Rumors begin to fly fast and furious in the run up to any expected Apple product announcement. Everyone on this planet expects Apple to introduce a new iPhone soon, so it’s logical to assume there’ll be an iPad mini announcement in time for holiday shopping.
What will the newest iPhone be called? How about iPhone 5? Or, plain old new iPhone. Either way, lines are guaranteed to be long at Apple Stores around the world.
What of the iPad mini? Will it be called mini? I don’t think so. It’s likely that this iPad will be extremely light (when compared to the iPad with Retina display), so I’m going with iPad Air.
What about Apple’s already infamous television. The more I look at the broadcast and content marketplace, I’m willing to bet that an Apple-branded television is still a year or two away from launch.
It’s far more likely that Apple is working on the mother of all upgrades to the diminutive AppleTV, the sleeper device with the Samsung inspired rectangles in a hockey puck design.

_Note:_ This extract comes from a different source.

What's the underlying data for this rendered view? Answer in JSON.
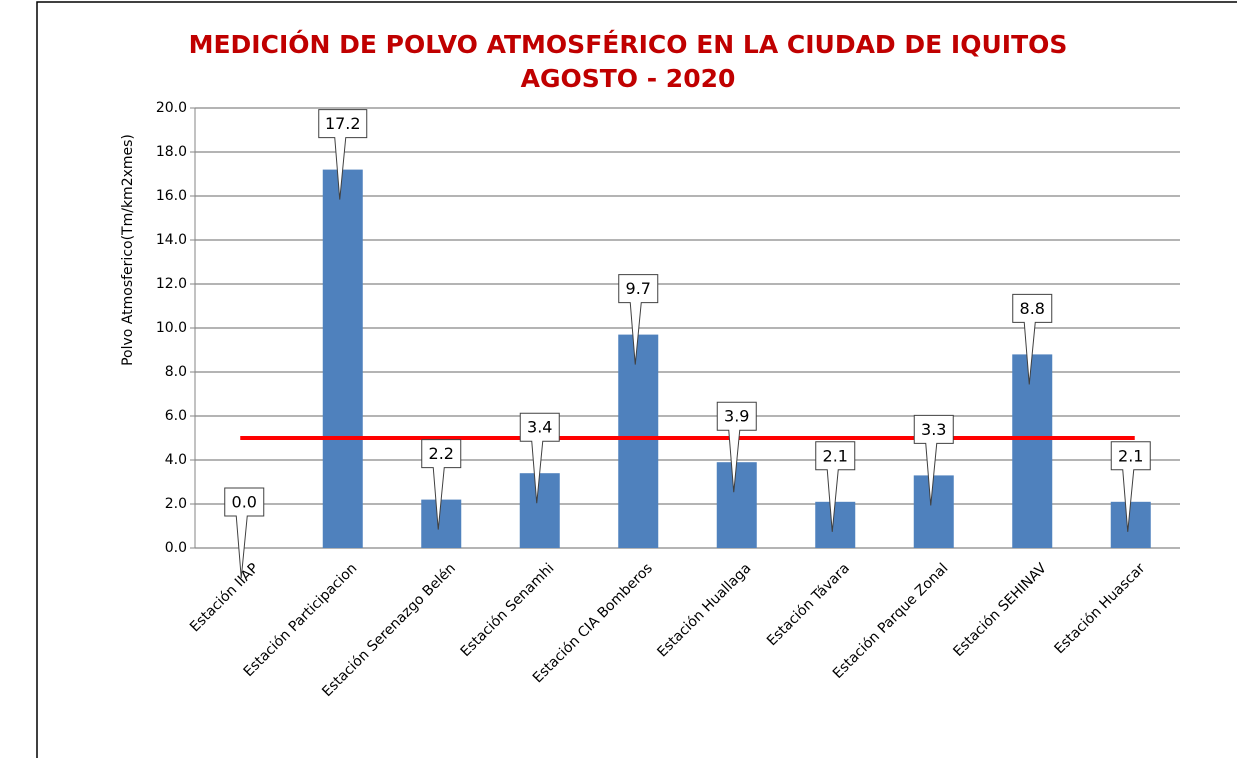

Apple is known to be in talks with major content producers, broadcast networks, cable systems, and cable networks, all of which have a hand in the TV revenue pie. That Balkanized industry makes it difficult for an Apple television or an AppleTV to gain much traction.
If Apple is trying to skate to where the hockey puck will be, what are they after? What do television watchers ultimately want?

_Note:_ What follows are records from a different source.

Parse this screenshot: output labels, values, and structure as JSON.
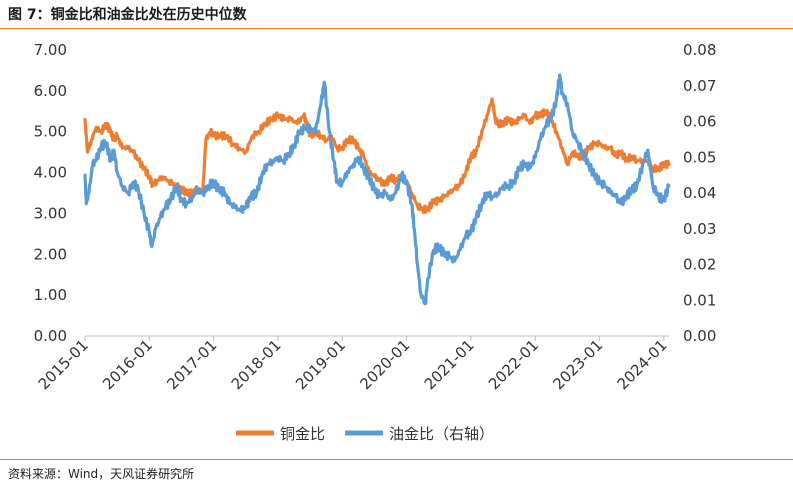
{
  "figure": {
    "title": "图 7：铜金比和油金比处在历史中位数",
    "source": "资料来源：Wind，天风证券研究所"
  },
  "chart_data": {
    "type": "line",
    "title": "铜金比和油金比处在历史中位数",
    "x_tick_labels": [
      "2015-01",
      "2016-01",
      "2017-01",
      "2018-01",
      "2019-01",
      "2020-01",
      "2021-01",
      "2022-01",
      "2023-01",
      "2024-01"
    ],
    "x_range": [
      2015.0,
      2024.08
    ],
    "y_left": {
      "range": [
        0,
        7
      ],
      "tick_labels": [
        "0.00",
        "1.00",
        "2.00",
        "3.00",
        "4.00",
        "5.00",
        "6.00",
        "7.00"
      ]
    },
    "y_right": {
      "range": [
        0,
        0.08
      ],
      "tick_labels": [
        "0.00",
        "0.01",
        "0.02",
        "0.03",
        "0.04",
        "0.05",
        "0.06",
        "0.07",
        "0.08"
      ]
    },
    "legend_position": "bottom-center",
    "series": [
      {
        "name": "铜金比",
        "axis": "left",
        "color": "#ED7D31",
        "points": [
          [
            2015.0,
            5.3
          ],
          [
            2015.04,
            4.5
          ],
          [
            2015.1,
            4.8
          ],
          [
            2015.17,
            5.1
          ],
          [
            2015.25,
            5.0
          ],
          [
            2015.33,
            5.2
          ],
          [
            2015.4,
            5.0
          ],
          [
            2015.45,
            4.8
          ],
          [
            2015.5,
            4.9
          ],
          [
            2015.58,
            4.6
          ],
          [
            2015.67,
            4.6
          ],
          [
            2015.75,
            4.5
          ],
          [
            2015.83,
            4.3
          ],
          [
            2015.92,
            4.1
          ],
          [
            2016.0,
            3.9
          ],
          [
            2016.05,
            3.7
          ],
          [
            2016.12,
            3.8
          ],
          [
            2016.2,
            3.9
          ],
          [
            2016.3,
            3.8
          ],
          [
            2016.4,
            3.7
          ],
          [
            2016.5,
            3.6
          ],
          [
            2016.58,
            3.5
          ],
          [
            2016.67,
            3.5
          ],
          [
            2016.75,
            3.6
          ],
          [
            2016.83,
            3.5
          ],
          [
            2016.88,
            4.8
          ],
          [
            2016.95,
            5.0
          ],
          [
            2017.0,
            4.9
          ],
          [
            2017.1,
            4.9
          ],
          [
            2017.2,
            4.9
          ],
          [
            2017.3,
            4.7
          ],
          [
            2017.4,
            4.6
          ],
          [
            2017.5,
            4.5
          ],
          [
            2017.6,
            4.9
          ],
          [
            2017.7,
            5.0
          ],
          [
            2017.8,
            5.2
          ],
          [
            2017.9,
            5.3
          ],
          [
            2018.0,
            5.4
          ],
          [
            2018.1,
            5.3
          ],
          [
            2018.2,
            5.3
          ],
          [
            2018.3,
            5.2
          ],
          [
            2018.4,
            5.4
          ],
          [
            2018.45,
            5.2
          ],
          [
            2018.5,
            4.9
          ],
          [
            2018.58,
            5.0
          ],
          [
            2018.67,
            4.9
          ],
          [
            2018.75,
            4.8
          ],
          [
            2018.83,
            4.9
          ],
          [
            2018.92,
            4.6
          ],
          [
            2019.0,
            4.6
          ],
          [
            2019.08,
            4.8
          ],
          [
            2019.17,
            4.8
          ],
          [
            2019.25,
            4.6
          ],
          [
            2019.33,
            4.4
          ],
          [
            2019.42,
            4.0
          ],
          [
            2019.5,
            3.9
          ],
          [
            2019.58,
            3.8
          ],
          [
            2019.67,
            3.7
          ],
          [
            2019.75,
            3.9
          ],
          [
            2019.83,
            3.8
          ],
          [
            2019.92,
            3.9
          ],
          [
            2020.0,
            3.8
          ],
          [
            2020.08,
            3.5
          ],
          [
            2020.17,
            3.2
          ],
          [
            2020.25,
            3.1
          ],
          [
            2020.33,
            3.1
          ],
          [
            2020.42,
            3.3
          ],
          [
            2020.5,
            3.3
          ],
          [
            2020.58,
            3.4
          ],
          [
            2020.67,
            3.5
          ],
          [
            2020.75,
            3.6
          ],
          [
            2020.83,
            3.7
          ],
          [
            2020.92,
            4.0
          ],
          [
            2021.0,
            4.4
          ],
          [
            2021.08,
            4.5
          ],
          [
            2021.17,
            5.0
          ],
          [
            2021.25,
            5.4
          ],
          [
            2021.33,
            5.8
          ],
          [
            2021.38,
            5.3
          ],
          [
            2021.42,
            5.2
          ],
          [
            2021.5,
            5.2
          ],
          [
            2021.58,
            5.3
          ],
          [
            2021.67,
            5.2
          ],
          [
            2021.75,
            5.3
          ],
          [
            2021.83,
            5.4
          ],
          [
            2021.92,
            5.2
          ],
          [
            2022.0,
            5.4
          ],
          [
            2022.08,
            5.4
          ],
          [
            2022.17,
            5.5
          ],
          [
            2022.25,
            5.3
          ],
          [
            2022.33,
            5.0
          ],
          [
            2022.42,
            4.6
          ],
          [
            2022.5,
            4.2
          ],
          [
            2022.58,
            4.5
          ],
          [
            2022.67,
            4.4
          ],
          [
            2022.75,
            4.4
          ],
          [
            2022.83,
            4.6
          ],
          [
            2022.92,
            4.7
          ],
          [
            2023.0,
            4.7
          ],
          [
            2023.08,
            4.6
          ],
          [
            2023.17,
            4.6
          ],
          [
            2023.25,
            4.4
          ],
          [
            2023.33,
            4.5
          ],
          [
            2023.42,
            4.3
          ],
          [
            2023.5,
            4.4
          ],
          [
            2023.58,
            4.3
          ],
          [
            2023.67,
            4.3
          ],
          [
            2023.75,
            4.3
          ],
          [
            2023.83,
            4.1
          ],
          [
            2023.92,
            4.1
          ],
          [
            2024.0,
            4.2
          ],
          [
            2024.08,
            4.2
          ]
        ]
      },
      {
        "name": "油金比（右轴）",
        "axis": "right",
        "color": "#5B9BD5",
        "points": [
          [
            2015.0,
            0.045
          ],
          [
            2015.02,
            0.037
          ],
          [
            2015.06,
            0.04
          ],
          [
            2015.12,
            0.048
          ],
          [
            2015.17,
            0.049
          ],
          [
            2015.25,
            0.053
          ],
          [
            2015.33,
            0.054
          ],
          [
            2015.4,
            0.049
          ],
          [
            2015.45,
            0.052
          ],
          [
            2015.5,
            0.046
          ],
          [
            2015.58,
            0.042
          ],
          [
            2015.67,
            0.04
          ],
          [
            2015.75,
            0.043
          ],
          [
            2015.83,
            0.041
          ],
          [
            2015.92,
            0.034
          ],
          [
            2016.0,
            0.029
          ],
          [
            2016.04,
            0.025
          ],
          [
            2016.1,
            0.03
          ],
          [
            2016.17,
            0.033
          ],
          [
            2016.25,
            0.036
          ],
          [
            2016.33,
            0.038
          ],
          [
            2016.42,
            0.042
          ],
          [
            2016.5,
            0.038
          ],
          [
            2016.58,
            0.037
          ],
          [
            2016.67,
            0.039
          ],
          [
            2016.75,
            0.041
          ],
          [
            2016.83,
            0.04
          ],
          [
            2016.92,
            0.042
          ],
          [
            2017.0,
            0.043
          ],
          [
            2017.08,
            0.041
          ],
          [
            2017.17,
            0.04
          ],
          [
            2017.25,
            0.037
          ],
          [
            2017.33,
            0.036
          ],
          [
            2017.42,
            0.035
          ],
          [
            2017.5,
            0.036
          ],
          [
            2017.58,
            0.039
          ],
          [
            2017.67,
            0.04
          ],
          [
            2017.75,
            0.045
          ],
          [
            2017.83,
            0.048
          ],
          [
            2017.92,
            0.049
          ],
          [
            2018.0,
            0.05
          ],
          [
            2018.08,
            0.049
          ],
          [
            2018.17,
            0.051
          ],
          [
            2018.25,
            0.053
          ],
          [
            2018.33,
            0.057
          ],
          [
            2018.42,
            0.058
          ],
          [
            2018.5,
            0.058
          ],
          [
            2018.58,
            0.057
          ],
          [
            2018.67,
            0.065
          ],
          [
            2018.72,
            0.071
          ],
          [
            2018.8,
            0.057
          ],
          [
            2018.87,
            0.049
          ],
          [
            2018.92,
            0.043
          ],
          [
            2019.0,
            0.043
          ],
          [
            2019.08,
            0.046
          ],
          [
            2019.17,
            0.048
          ],
          [
            2019.25,
            0.05
          ],
          [
            2019.33,
            0.047
          ],
          [
            2019.42,
            0.044
          ],
          [
            2019.5,
            0.041
          ],
          [
            2019.58,
            0.039
          ],
          [
            2019.67,
            0.04
          ],
          [
            2019.75,
            0.038
          ],
          [
            2019.83,
            0.04
          ],
          [
            2019.92,
            0.045
          ],
          [
            2020.0,
            0.043
          ],
          [
            2020.08,
            0.037
          ],
          [
            2020.12,
            0.03
          ],
          [
            2020.17,
            0.02
          ],
          [
            2020.22,
            0.012
          ],
          [
            2020.29,
            0.009
          ],
          [
            2020.33,
            0.016
          ],
          [
            2020.42,
            0.024
          ],
          [
            2020.5,
            0.025
          ],
          [
            2020.58,
            0.023
          ],
          [
            2020.67,
            0.022
          ],
          [
            2020.75,
            0.021
          ],
          [
            2020.83,
            0.024
          ],
          [
            2020.92,
            0.028
          ],
          [
            2021.0,
            0.029
          ],
          [
            2021.08,
            0.033
          ],
          [
            2021.17,
            0.037
          ],
          [
            2021.25,
            0.04
          ],
          [
            2021.33,
            0.039
          ],
          [
            2021.42,
            0.04
          ],
          [
            2021.5,
            0.042
          ],
          [
            2021.58,
            0.042
          ],
          [
            2021.67,
            0.043
          ],
          [
            2021.75,
            0.047
          ],
          [
            2021.83,
            0.048
          ],
          [
            2021.92,
            0.047
          ],
          [
            2022.0,
            0.05
          ],
          [
            2022.08,
            0.055
          ],
          [
            2022.17,
            0.059
          ],
          [
            2022.25,
            0.061
          ],
          [
            2022.33,
            0.066
          ],
          [
            2022.38,
            0.073
          ],
          [
            2022.42,
            0.068
          ],
          [
            2022.5,
            0.065
          ],
          [
            2022.58,
            0.057
          ],
          [
            2022.67,
            0.054
          ],
          [
            2022.75,
            0.051
          ],
          [
            2022.83,
            0.048
          ],
          [
            2022.92,
            0.045
          ],
          [
            2023.0,
            0.043
          ],
          [
            2023.08,
            0.042
          ],
          [
            2023.17,
            0.04
          ],
          [
            2023.25,
            0.039
          ],
          [
            2023.33,
            0.037
          ],
          [
            2023.42,
            0.039
          ],
          [
            2023.5,
            0.041
          ],
          [
            2023.58,
            0.042
          ],
          [
            2023.67,
            0.048
          ],
          [
            2023.75,
            0.052
          ],
          [
            2023.8,
            0.046
          ],
          [
            2023.83,
            0.042
          ],
          [
            2023.92,
            0.039
          ],
          [
            2024.0,
            0.038
          ],
          [
            2024.08,
            0.042
          ]
        ]
      }
    ]
  }
}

Everything on demand. Forget using a DVR. It’s a useful device, but in a world where all content is available for streaming anytime, who needs a DVR? Besides, all a DVR is good for is compressing an hour long TV show down to 40-minutes as users skip over the commercials, and time shifting playback.
The cable companies don’t care much about that problem (which is why they rent you DVRs), but networks, content producers, and advertisers care deeply about the DVR problem.
How about a little conjecture?
What if Apple were to build the world’s largest streaming video delivery system? It’s Kate’s famous What If? time.
What if Apple’s system had access to all video content in the country– broadcast networks, cable networks, even network news and sports, and could make it available to every cable TV company in the country?
And, all that content would be streamed from Apple’s data centers through the company’s new $299 AppleTV. Cable TV companies would get their cut of the pie. So would broadcast networks. So would cable TV networks. An AppleTV would reduce cable TV company costs. Advertisers would get their ads displayed on every program.
You and I would get to see what we want to watch, when we want to watch it. What’s not to like? Other than being forced to watch TV commercials.
There are issues. And it has to do with the Balkanization of the television industry (especially in the U.S.). It’s highly fragmented. All the players get a slice of the revenue pie so everyone needs to get paid. There’s probably some fear among the major players of letting Apple anywhere near their turf (since Apple turned the cell phone carriers into dumb wireless pipe companies).
The smart content providers and networks are already moving their content into internet distribution, and some even onto AppleTV. Apple needed a big partner to shake up the cell phone industry. That partner was AT&T. Apple will need even more partners to shake up the television industry.
If it can be done, it’s likely that Apple can do it. If it can be done.